Analisi istopatologica
L'analisi istologica eseguita dopo 24 ore e 7 giorni dalla semina delle cellule ha mostrato una modifica della morfologia della matrice come ad esempio si è osservato nel campione dopo 7 giorni. La Figura 5 (a) mostra la matrice tenuta in terreno di cultura per 7 giorni senza cellule. Nella Figura 5 (b) è riporata l'immagine di un campione dopo 24 ore dalla semina delle cellule e nella Figura 5 (c) un campione osservato 7 giorni dopo la semina delle cellule. Nella Figura 5 (c) è predominante una componente fibrotica che è scarsamente evidente nel campione osservato dopo 24 ore dalla semina delle cellule. Nella Figura 5 (a) non esiste alcuna struttura come quella nella Figura 5 (b) e (c). La figura 6 (a) - (c) riporta le immagini acquisite al microscopio confocale dopo 24h, 3 giorni e 7 giorni dalla semina delle cellule focalizzandosi sulla struttura della matrice. L'immagine in fluorescenza verde, che mostra le cellule, è sovrapposta all'immagine in campo chiaro che mostra la matrice in cui le cellule vengono seminate. In questo caso il verde è il colorante CFSE che evidenzia le cellule. Le immagini riportate mostrano una crescita di materiale nella matrice all'aumentare del tempo di coltura. Infatti, l'immagine acquisita 24 ore dopo la semina delle cellule mostra una struttura quasi trasparente (Figura 6 (a)); nelle immagini acquisite dopo 3 giorni (Figura 6 (b)) e 7 giorni Figura 6 (c) dalla semina delle cellule, la luce laser evidenzia che è più difficile illuminare la struttura del campione che appare più spessa. Questo fatto è stato trovato per tutti i campioni analizzati (4 campioni per ciascuna delle tre prove di esame). Da queste può essere evidenziato che 7 giorni dopo la semina delle cellule appare una matrice più complessa.

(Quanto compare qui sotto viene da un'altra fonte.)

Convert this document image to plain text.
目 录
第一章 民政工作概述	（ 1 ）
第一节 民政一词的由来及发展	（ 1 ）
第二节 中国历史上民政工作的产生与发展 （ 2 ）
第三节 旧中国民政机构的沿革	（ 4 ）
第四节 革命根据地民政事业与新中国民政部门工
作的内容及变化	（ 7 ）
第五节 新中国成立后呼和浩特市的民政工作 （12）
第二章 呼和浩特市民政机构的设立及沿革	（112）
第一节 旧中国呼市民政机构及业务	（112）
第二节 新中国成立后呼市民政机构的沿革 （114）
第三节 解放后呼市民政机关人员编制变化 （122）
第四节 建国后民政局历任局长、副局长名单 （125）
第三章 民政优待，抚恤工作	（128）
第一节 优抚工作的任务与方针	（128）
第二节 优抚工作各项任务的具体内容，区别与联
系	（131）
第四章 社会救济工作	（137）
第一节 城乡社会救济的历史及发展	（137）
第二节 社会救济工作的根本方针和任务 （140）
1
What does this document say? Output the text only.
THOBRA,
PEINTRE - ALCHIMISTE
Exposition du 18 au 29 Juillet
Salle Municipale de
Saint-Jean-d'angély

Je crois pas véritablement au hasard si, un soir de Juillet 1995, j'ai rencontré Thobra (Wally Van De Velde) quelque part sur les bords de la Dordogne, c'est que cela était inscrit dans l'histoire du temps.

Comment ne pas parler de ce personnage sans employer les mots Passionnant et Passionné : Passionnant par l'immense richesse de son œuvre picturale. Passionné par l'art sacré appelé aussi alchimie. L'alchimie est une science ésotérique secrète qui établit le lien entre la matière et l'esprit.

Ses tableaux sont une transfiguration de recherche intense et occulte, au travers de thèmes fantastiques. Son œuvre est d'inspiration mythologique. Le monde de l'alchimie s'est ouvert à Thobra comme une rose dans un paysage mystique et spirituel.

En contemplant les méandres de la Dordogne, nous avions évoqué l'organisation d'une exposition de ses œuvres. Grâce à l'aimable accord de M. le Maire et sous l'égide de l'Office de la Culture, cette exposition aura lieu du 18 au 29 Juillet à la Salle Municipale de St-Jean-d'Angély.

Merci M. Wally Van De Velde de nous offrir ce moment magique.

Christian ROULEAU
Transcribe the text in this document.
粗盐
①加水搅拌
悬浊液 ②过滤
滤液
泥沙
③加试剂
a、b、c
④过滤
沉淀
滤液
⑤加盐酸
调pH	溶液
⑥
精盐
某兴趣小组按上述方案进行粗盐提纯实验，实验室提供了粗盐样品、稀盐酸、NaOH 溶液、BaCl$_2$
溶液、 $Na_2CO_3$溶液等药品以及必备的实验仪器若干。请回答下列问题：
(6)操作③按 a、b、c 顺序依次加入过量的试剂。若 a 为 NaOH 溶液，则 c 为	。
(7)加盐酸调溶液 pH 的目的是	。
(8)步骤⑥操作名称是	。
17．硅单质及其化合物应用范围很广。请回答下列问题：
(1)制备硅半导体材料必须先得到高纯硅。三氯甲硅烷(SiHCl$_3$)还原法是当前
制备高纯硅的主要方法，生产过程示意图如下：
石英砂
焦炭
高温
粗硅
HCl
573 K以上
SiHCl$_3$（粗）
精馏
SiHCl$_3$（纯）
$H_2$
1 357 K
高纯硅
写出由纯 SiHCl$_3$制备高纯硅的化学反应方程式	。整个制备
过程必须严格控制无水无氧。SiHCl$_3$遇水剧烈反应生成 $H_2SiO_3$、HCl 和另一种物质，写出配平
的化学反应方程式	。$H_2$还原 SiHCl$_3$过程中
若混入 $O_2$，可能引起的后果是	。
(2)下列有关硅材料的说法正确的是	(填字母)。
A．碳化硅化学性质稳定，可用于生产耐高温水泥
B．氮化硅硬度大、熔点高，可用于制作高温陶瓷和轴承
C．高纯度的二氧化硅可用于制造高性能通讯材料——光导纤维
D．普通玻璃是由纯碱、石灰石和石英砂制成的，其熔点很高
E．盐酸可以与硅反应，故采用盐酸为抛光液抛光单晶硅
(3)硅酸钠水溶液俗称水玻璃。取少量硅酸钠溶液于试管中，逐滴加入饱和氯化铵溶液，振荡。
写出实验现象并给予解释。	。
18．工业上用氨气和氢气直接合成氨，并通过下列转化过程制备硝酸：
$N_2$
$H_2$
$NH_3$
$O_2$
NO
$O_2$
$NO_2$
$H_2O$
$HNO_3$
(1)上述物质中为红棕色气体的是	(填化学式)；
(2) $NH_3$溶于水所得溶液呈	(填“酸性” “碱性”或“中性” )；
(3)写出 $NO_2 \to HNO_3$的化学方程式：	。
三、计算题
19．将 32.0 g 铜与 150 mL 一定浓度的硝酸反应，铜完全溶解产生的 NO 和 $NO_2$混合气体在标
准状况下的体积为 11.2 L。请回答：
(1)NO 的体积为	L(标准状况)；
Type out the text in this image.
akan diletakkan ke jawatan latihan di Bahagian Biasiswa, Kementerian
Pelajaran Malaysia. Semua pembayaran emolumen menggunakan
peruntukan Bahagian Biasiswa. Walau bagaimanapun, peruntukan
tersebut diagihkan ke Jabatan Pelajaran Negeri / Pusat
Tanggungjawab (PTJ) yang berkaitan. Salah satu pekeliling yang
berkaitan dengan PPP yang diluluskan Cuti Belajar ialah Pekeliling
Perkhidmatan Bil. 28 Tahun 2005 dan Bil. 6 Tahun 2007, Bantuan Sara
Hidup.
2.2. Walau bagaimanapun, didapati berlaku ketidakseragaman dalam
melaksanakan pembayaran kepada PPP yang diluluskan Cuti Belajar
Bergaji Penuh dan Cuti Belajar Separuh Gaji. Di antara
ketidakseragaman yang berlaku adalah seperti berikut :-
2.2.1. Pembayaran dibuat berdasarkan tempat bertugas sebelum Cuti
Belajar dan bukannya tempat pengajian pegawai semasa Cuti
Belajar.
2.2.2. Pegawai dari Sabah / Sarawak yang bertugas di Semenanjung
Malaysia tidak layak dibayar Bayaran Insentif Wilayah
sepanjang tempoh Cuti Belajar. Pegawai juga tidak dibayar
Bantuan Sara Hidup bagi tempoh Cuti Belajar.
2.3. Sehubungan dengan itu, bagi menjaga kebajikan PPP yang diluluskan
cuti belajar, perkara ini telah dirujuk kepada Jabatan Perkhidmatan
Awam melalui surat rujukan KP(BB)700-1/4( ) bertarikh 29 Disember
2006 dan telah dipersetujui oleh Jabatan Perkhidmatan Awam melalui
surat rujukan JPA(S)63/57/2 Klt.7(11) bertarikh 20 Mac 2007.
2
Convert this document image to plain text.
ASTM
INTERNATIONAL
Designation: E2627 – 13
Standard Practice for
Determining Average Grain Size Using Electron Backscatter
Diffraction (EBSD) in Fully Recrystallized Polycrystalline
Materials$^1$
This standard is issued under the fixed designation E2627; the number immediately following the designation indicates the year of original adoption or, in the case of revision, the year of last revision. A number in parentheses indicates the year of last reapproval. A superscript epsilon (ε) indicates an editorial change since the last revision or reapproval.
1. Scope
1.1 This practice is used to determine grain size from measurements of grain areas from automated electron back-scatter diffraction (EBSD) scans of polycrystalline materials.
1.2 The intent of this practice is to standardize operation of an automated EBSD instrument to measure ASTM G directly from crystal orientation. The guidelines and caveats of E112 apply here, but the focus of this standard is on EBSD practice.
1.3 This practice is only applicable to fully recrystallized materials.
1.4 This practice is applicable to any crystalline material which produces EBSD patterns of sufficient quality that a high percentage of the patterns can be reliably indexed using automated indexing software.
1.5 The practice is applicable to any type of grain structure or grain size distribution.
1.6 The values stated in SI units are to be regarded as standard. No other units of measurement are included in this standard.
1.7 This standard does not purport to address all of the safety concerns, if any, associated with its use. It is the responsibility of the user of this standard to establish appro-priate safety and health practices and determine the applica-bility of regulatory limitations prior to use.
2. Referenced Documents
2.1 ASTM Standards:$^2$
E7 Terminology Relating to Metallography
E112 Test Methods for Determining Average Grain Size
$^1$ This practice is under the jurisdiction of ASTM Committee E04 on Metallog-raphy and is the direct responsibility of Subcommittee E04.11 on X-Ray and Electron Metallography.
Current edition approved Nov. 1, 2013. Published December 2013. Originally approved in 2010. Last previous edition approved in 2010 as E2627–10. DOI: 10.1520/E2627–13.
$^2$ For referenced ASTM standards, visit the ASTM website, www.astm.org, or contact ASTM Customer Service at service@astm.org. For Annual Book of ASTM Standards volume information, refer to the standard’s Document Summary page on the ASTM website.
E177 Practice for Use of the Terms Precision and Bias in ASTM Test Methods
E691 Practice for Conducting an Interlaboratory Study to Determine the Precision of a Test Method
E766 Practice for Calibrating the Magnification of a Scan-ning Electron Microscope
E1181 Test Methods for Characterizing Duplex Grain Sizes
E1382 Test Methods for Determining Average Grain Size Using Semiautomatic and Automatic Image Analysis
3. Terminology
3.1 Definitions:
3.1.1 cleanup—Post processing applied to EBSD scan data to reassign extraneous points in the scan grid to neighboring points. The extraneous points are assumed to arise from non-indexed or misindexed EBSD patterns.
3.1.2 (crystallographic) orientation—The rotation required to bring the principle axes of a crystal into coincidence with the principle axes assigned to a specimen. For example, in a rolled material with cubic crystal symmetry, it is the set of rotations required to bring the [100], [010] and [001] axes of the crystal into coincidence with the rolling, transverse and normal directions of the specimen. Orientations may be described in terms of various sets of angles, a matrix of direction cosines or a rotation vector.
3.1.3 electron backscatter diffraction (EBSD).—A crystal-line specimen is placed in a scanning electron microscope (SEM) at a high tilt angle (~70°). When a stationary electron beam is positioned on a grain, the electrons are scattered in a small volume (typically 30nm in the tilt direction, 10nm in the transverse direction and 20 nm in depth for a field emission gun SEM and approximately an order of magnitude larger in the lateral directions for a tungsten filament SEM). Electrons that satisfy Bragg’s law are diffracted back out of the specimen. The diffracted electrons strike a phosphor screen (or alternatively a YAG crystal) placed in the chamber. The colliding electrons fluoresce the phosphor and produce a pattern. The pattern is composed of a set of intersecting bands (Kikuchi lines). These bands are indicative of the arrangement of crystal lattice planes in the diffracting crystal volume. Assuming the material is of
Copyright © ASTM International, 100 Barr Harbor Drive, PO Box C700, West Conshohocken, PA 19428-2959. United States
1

Considerando l'evoluzione temporale dell’inspessimento del materiale, gli autori ipotizzano che questo nuovo materiale sia stato deposto dalle cellule come è stato evidenziato in letteratura per culture 3D. Considerando il materiale osservato nella coltura e trattato con colorazione ematossilina ed eosina (H & E), sembra che esso sia colorato di un intenso colore rosa. Queste strutture potrebbero essere fatte di collagene o altri componenti solidi che sono colorati dall’eosina. Poiché alla matrice sintetizzata, non è stato aggiunto collagene e neppure altri componenti di base, il collagene o le altre strutture solide che appaiono progressivamente sono probabilmente deposte dalle cellule. In letteratura, è stato evidenziato che questo tipo di cellule può generare strutture collageniche, fibronectina o fibre di actina.
Esempio 5.
Morfologia delle cellule
La morfologia delle cellule osservate nella matrice 3D presentata è molto diversa rispetto alla morfologia delle stesse cellule coltivate in monostrato. Ad esempio, la Figura 6 riporta la cella in coltura cellulare 2D a diverse concentrazioni di semina ((a) 2- 10<4 >cellule/cm<2>, (b) 10- 10<4 >cellule/cm<2 >e (c) 25-10<4 >cellule/cm<2>), mentre la Figura 7 mostra le cellule in cultura 3D. In particolare, la forma delle cellule è diversa. Nella coltura 2D, le cellule sono appiattite e hanno una forma non ben rotonda, ma allungata principalmente quando la densità delle cellule è bassa (ad esempio, Figura 6). In particolare, nella Figura 7 le cellule mostrano una forma allungata con una dimensione maggiore rispetto all'altra e mostrano alcuni dendriti che si allungano dalla membrana cellulare. Questa modalità di crescita influenza il comportamento della cellula, ad esempio in termini di espressione genica. In particolare, nella cultura 2D essi mancano nell' espressione del gene a causa dell’ organizzazione specifica del tessuto. Considerando la Figura 8, in cui sono mostrate le cellule dello stroma mixoide 3D, sembra che la forma della cellula sia più regolare rispetto alla coltura 2D ed è più vicina alla forma rotonda. Quindi sembra che lo stroma 3D consenta alla cellula di mantenere una forma più regolare e simile a quella rotondeggiante così come risulta nel tessuto reale.
Esempio 6.
Esperimenti di elettroporazione
La Figura 9 riporta le immagini acquisite al microscopio confocale delle cellule coltivate in una matrice mixoide ed elettroporate. Le cellule sono state colorate con CFSE e Propidio Ioduro (PI). Queste immagini sono state prese dopo l'applicazione degli impulsi elettrici. Esse corrispondono all'elettroporazione di campioni di età 24 ore, 3 giorni e 7 giorni, rispettivamente. Le cellule elettroporate appaiono rosse poiché il colorante PI si è intercalato al DNA del nucleo.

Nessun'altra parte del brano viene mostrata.